Conclusion
We have proposed an approach for fact extraction from crisis event data using a combination of natural language processing, IR and machine learning techniques. Our approach involves data preprocessing, embedding, and retrieval, followed by fact extraction using large language models. We have evaluated our approach using human-annotated queries for fact extraction and compared the performance of three different models: BERT-based model, Google Flan T5 model, and Open AI text-davinci-003 model.
Our evaluation results show that the Google Flan T5 model performs the best for our use case, with the highest recall value for numerical and fact-based queries. However, the Open AI text-davinci-003 model gives higher precision for both types of queries, but generates extraneous words, resulting in a lower recall value. We also found that the optimal value for the "k" parameter for retrieving relevant documents varies based on the type of query.

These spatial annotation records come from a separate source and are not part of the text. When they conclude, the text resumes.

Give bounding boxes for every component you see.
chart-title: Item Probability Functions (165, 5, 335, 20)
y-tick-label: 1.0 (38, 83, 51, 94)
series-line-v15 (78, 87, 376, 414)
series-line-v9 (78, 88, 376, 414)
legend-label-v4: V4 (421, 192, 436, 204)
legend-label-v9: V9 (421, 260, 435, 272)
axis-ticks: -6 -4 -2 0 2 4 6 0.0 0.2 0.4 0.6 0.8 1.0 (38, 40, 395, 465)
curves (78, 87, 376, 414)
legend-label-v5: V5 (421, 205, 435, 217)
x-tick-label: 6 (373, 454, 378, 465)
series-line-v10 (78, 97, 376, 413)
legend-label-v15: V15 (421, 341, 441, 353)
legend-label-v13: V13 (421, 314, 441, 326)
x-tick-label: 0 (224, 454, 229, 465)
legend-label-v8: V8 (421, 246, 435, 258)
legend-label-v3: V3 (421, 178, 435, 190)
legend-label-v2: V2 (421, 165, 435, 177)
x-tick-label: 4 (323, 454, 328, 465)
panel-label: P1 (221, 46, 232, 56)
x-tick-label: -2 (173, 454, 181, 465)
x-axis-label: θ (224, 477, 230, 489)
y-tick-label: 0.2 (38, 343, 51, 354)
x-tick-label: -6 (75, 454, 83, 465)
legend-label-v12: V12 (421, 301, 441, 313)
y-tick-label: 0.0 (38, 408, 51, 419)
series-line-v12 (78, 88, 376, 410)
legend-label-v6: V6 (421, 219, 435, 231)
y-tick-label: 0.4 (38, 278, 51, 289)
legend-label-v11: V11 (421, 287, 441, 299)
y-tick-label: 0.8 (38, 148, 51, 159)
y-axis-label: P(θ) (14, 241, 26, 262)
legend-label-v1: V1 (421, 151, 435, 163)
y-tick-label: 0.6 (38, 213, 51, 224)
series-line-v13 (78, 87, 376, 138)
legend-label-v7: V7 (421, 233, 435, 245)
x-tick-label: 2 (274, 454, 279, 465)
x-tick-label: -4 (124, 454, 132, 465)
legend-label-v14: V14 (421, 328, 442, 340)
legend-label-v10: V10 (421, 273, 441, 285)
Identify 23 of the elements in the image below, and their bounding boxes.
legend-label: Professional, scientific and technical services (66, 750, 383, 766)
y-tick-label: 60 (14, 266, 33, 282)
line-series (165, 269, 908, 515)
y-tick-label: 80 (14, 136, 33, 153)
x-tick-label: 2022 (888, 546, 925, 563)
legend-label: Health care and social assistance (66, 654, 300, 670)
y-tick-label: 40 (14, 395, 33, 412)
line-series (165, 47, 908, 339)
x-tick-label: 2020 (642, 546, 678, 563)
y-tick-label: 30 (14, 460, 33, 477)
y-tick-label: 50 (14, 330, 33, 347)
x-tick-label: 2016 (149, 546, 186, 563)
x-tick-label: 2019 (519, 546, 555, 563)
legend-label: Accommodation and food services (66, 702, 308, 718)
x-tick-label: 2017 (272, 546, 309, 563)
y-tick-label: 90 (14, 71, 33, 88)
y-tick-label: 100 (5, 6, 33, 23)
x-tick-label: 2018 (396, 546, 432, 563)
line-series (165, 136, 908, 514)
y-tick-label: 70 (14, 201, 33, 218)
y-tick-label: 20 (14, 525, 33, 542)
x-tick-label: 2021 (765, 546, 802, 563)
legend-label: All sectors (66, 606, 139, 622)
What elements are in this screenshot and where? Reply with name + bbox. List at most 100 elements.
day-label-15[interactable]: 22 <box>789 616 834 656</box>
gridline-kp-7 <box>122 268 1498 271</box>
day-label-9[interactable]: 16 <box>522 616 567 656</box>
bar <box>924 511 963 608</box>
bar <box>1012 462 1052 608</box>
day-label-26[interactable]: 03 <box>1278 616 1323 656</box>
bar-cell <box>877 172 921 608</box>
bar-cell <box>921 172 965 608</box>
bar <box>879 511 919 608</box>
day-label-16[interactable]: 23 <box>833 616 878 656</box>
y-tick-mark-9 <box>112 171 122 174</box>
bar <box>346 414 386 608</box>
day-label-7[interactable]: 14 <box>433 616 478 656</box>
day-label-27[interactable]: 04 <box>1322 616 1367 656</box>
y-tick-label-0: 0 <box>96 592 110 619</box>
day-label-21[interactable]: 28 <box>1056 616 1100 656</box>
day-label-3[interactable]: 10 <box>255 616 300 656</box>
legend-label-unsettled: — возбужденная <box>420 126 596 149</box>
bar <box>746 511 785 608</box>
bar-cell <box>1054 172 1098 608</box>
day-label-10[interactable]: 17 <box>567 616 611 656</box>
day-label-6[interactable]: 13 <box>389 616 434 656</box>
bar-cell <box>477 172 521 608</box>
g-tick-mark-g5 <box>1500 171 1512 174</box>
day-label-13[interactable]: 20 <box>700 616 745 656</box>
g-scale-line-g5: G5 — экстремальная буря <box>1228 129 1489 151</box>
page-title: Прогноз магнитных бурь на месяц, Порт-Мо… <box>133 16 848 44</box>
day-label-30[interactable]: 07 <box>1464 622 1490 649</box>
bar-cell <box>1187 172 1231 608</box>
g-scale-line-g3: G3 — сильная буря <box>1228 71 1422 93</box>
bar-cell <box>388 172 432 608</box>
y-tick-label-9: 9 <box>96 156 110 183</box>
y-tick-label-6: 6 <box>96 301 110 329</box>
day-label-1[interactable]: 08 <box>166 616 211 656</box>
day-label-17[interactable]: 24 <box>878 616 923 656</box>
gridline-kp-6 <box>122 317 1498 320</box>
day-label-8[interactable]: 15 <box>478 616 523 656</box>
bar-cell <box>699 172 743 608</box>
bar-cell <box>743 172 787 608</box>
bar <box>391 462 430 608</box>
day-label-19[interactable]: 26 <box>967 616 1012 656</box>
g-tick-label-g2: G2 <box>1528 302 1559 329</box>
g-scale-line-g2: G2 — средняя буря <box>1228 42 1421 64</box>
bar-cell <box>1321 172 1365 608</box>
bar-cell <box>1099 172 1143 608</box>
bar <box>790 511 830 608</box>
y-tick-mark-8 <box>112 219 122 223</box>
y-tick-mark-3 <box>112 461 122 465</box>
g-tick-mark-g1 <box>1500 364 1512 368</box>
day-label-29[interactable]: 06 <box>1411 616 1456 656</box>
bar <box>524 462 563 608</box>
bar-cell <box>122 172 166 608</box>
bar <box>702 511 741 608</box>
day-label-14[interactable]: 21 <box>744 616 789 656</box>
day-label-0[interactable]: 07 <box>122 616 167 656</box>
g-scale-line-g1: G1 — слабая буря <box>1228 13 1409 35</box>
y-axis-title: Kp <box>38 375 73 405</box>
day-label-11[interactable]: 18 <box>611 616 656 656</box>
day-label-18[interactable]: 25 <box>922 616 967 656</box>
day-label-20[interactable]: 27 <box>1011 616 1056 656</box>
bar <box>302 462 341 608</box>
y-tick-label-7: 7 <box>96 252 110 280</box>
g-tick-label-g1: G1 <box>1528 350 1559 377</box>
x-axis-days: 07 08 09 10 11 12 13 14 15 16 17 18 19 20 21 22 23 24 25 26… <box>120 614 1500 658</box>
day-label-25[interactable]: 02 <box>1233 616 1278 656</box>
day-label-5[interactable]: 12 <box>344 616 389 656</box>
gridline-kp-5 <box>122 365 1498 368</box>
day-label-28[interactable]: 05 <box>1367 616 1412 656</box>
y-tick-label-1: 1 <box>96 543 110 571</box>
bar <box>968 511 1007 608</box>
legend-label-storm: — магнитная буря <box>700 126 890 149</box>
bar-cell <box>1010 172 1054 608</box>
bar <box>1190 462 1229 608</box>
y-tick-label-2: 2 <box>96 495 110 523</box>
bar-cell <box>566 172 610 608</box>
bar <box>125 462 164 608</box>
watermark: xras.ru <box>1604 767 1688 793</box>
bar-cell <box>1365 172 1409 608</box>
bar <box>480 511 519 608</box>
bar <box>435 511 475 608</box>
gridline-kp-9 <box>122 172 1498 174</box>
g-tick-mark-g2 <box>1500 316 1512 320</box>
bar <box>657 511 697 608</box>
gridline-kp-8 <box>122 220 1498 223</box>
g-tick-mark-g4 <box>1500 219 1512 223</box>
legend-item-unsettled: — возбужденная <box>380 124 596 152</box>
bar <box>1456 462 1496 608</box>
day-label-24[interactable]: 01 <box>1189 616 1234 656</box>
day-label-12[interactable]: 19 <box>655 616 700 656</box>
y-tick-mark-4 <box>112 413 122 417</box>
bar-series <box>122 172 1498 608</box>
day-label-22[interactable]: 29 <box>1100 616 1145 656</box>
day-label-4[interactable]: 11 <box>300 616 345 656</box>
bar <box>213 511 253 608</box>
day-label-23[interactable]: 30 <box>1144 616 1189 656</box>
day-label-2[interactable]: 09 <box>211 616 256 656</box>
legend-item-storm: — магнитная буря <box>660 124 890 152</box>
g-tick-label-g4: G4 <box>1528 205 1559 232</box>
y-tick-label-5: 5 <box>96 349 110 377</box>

Although our approach has shown promising results, there are still areas for improvement. For instance, we have evaluated our approach on one type of crisis event dataset (Sally Hurricane), and it is possible that the performance may vary for other type of events or datasets. Additionally, our approach can be further improved by fine-tuning hyperparameters and using additional models for fact extraction.
Overall, our approach provides a foundation for fact extraction from crisis event data, which can be useful for disaster response teams, news organizations, and other stakeholders who need to quickly access accurate information during a crisis event.